Foutue putain d’usines…

Et foutues putains de capitalistes… À propos de la catastrophe écologique et humaine dans la région rouennaise.

Il a justement fallu qu’hier soir je sois à la représentation de Putain d’usine à la maison de l’université. Il a justement fallu que je sois travaillé toute la nuit par la notion de ces saloperies d’installations qui risquent de nous péter à la gueule à tout instant. Celles-là mêmes qui avalent beaucoup des nôtres dès l’adolescence pour nous les rendre brisés, sans illusions, n’aspirant qu’au sommeil, arrivés à l’âge d’une maigre retraite dans des logements de rien, à l’ombre de ces quartiers ouvriers séculaires, sortes de ghettos d’exploités.
Que je me rappelle la beauté de cette vallée de Seine que je parcourais régulièrement lorsque j’allais rendre visite à ma famille au Havre, de la majesté de ses falaises que toisent en face d’immenses bombonnes de gaz prêtes à nous rayer de la carte, de la balafre que forment les flammes crachées par les immenses cheminées des raffineries, transformant l’incroyable sérénité des ces lieux, couvés entre la falaise et le fleuve en un immonde Mordor d’où sortent les pires horreurs qui détruiront un jour toute vie sur terre.
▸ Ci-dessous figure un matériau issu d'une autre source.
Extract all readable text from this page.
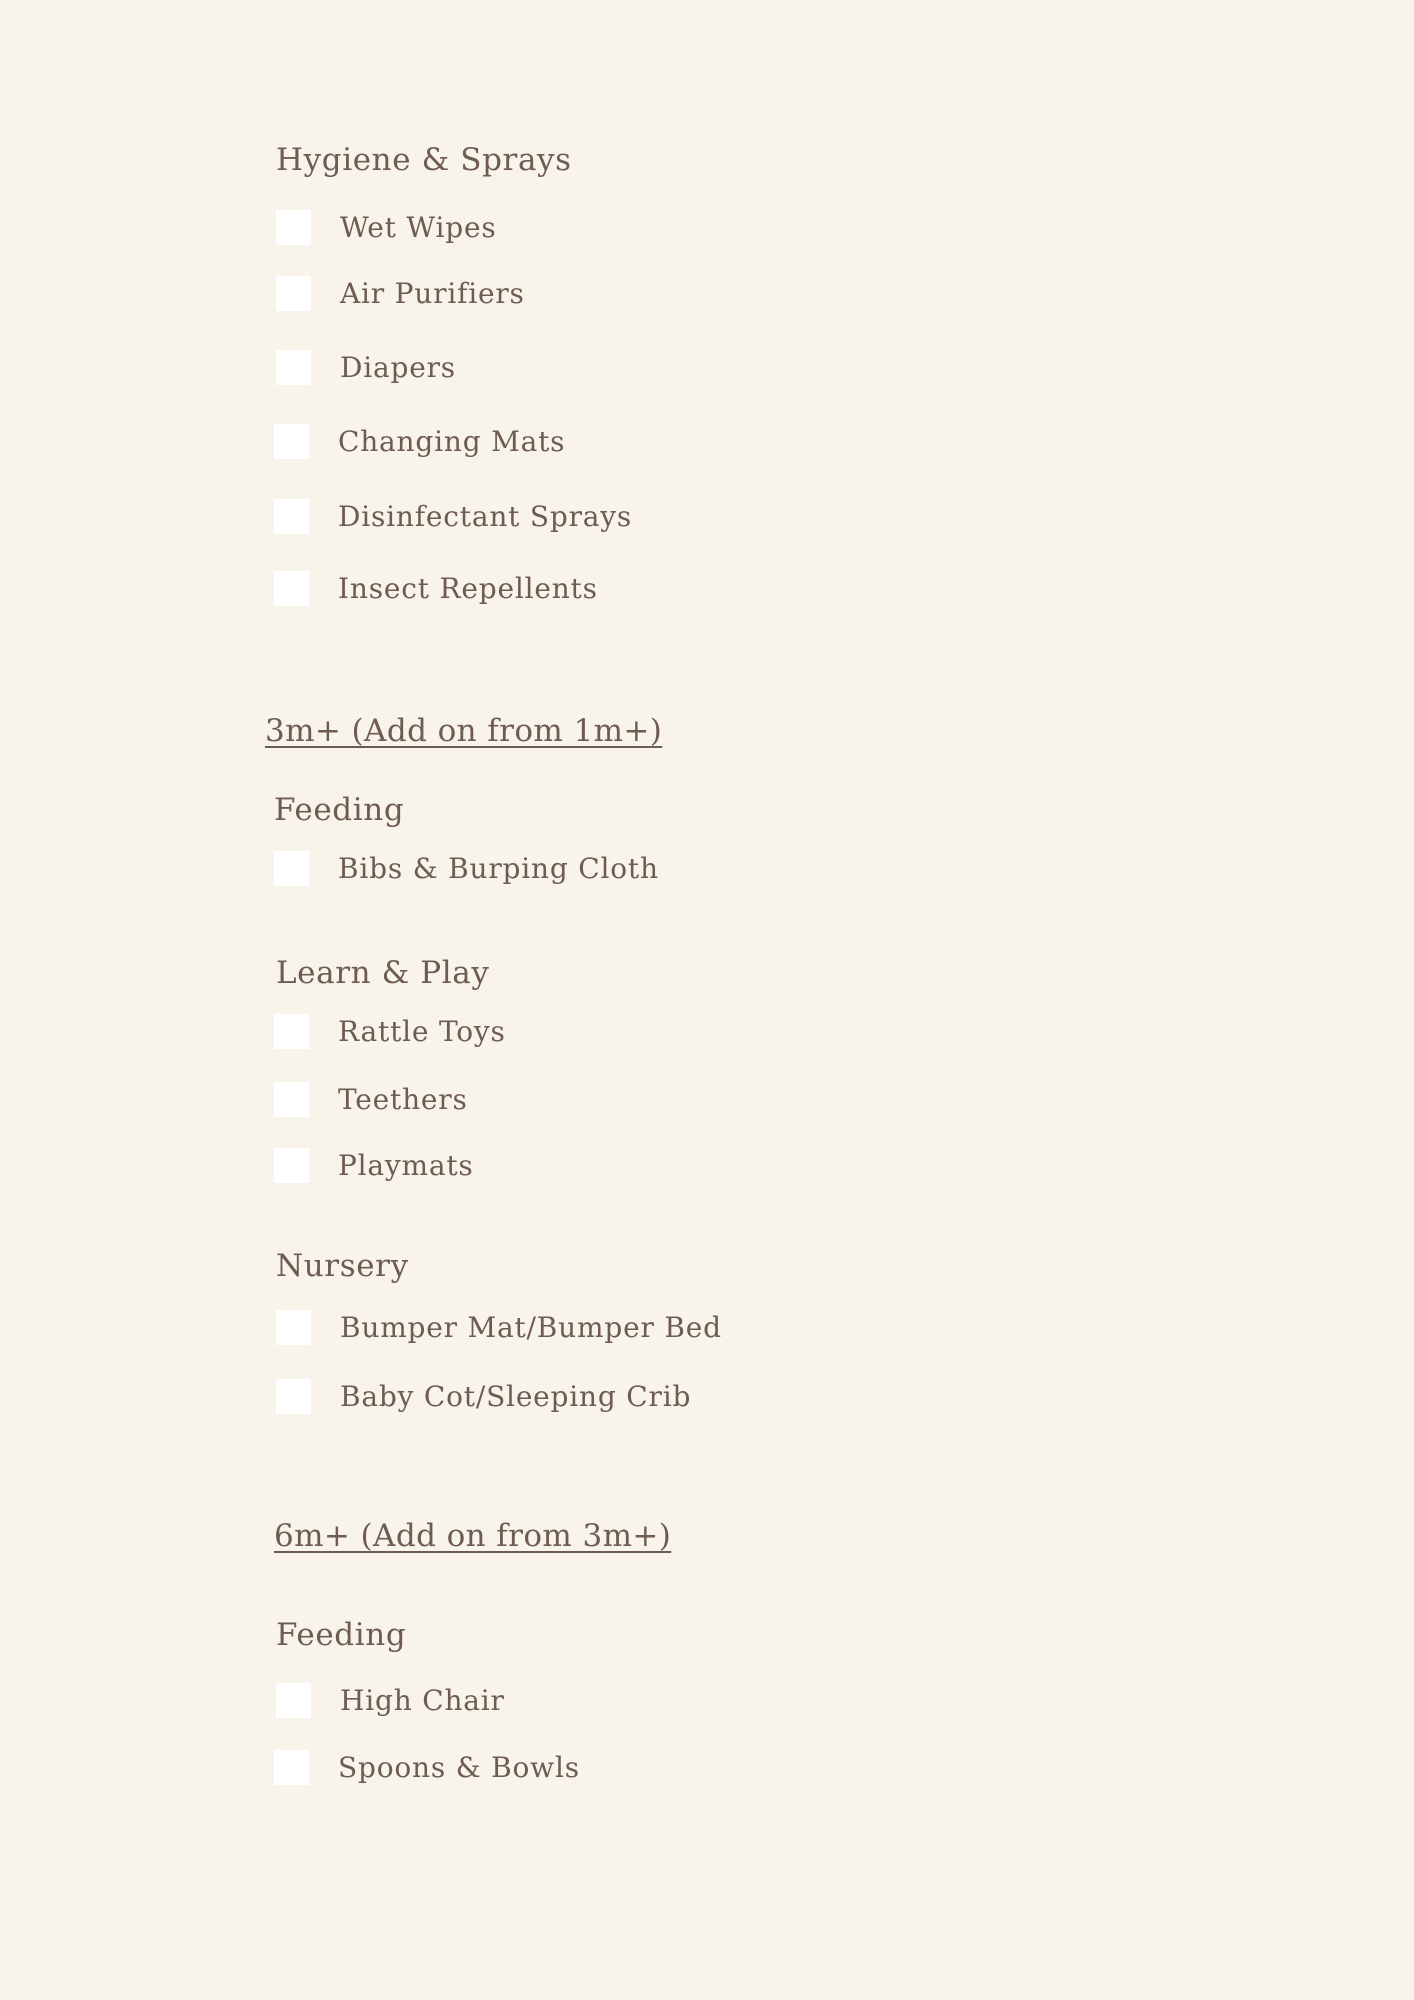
Hygiene & Sprays
Wet Wipes
Air Purifiers
Diapers
Changing Mats
Disinfectant Sprays
Insect Repellents
3m+ (Add on from 1m+)
Feeding
Bibs & Burping Cloth
Learn & Play
Rattle Toys
Teethers
Playmats
Nursery
Bumper Mat/Bumper Bed
Baby Cot/Sleeping Crib
6m+ (Add on from 3m+)
Feeding
High Chair
Spoons & Bowls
De ces milliers d’anonymes, qui tous sont sortis par centaines de leur HLM après un mauvais café pour retourner alimenter ces funestes machines contre la promesse d’une traite payée pour la Clio, d’une bavette à l’échalote pour accompagner les spaghettis du soir, et qui ensuite retourneront épuisés chez eux en entendant à la radio RTL leur souhaiter un bon réveil et une bonne matinée.
Il a justement fallu que je repense à ce petit bonhomme qu’on avait un jour rencontré mon frère et moi, bourré rive droite, incapable de rentrer chez lui. À son petit Kangoo dans lequel on avait eu du mal à le faire monter pour que je le ramène. Un Kangoo neuf, sans aucune option, sans places arrière, mais flambant neuf dont il était si fier, car c’est un de ses moteurs qui était dedans. Un des derniers qu’il a monté sur la chaîne de Cléon avant de prendre sa retraite après une vie d’ouvrier, de lutte syndicale et de petite paye. Il a fallu que résonne en moi cette petite maison ouvrière où je l’avais ramené, au pied de Seine Innopolis. Un quartier de gens de peu toisés par le Rouen qui va bien.